Fareeha leaned forward, putting both hands on the edge of the desk. ‘You mean she couldn’t do it if she lived here?’
‘Yes . . . no . . . what ever do you mean, my dear?’
Fareeha didn’t move. ‘I just mean . . . I just want to know why women never do anything here, that’s all.’
Muzaffer shrugged again and gave a pronounced roll of his eyes. ‘I don’t know; I’ve never really thought about it.’ He then leaned back in his chair and forced a laugh. ‘You know the real bottom line is money.’ He said the word again, slowly, ‘Money,’ with a smack of his lips.
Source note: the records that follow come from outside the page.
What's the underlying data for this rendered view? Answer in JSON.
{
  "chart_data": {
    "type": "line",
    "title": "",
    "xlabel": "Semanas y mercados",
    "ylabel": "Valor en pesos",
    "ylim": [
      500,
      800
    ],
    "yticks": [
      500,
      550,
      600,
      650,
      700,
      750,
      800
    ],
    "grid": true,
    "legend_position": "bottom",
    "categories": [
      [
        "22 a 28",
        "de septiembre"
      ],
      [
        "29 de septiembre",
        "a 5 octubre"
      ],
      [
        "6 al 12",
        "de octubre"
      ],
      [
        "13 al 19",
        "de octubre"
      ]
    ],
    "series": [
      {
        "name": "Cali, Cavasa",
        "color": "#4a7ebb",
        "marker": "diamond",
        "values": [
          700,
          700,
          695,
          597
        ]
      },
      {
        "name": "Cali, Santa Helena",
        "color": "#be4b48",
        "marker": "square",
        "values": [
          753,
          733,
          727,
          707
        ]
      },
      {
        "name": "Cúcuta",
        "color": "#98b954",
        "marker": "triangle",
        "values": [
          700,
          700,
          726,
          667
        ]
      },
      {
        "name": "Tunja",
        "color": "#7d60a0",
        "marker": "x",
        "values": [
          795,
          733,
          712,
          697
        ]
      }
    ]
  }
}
He stared across at her. ‘If there is a dirham to be made, any man in Sa’ An would strike a bargain with the devil himself—so why not a woman? Why not indeed?’ He fell forward, scaring the chair into a crackle of protest. ‘Anyway, my dear, why on earth are you worrying about such things? Please, eat up the cake.’ He tongued his bad tooth and blinked at the china plate on Fareeha’s side of the desk.
Fareeha also leaned back and smoothed her dress that had ridden awkwardly up her thighs. She sighed and looked at the piece of cake. ‘Sorry,’ she said, ‘I just feel so . . . so . . . I don’t know. Frustrated. I feel so frustrated at times.’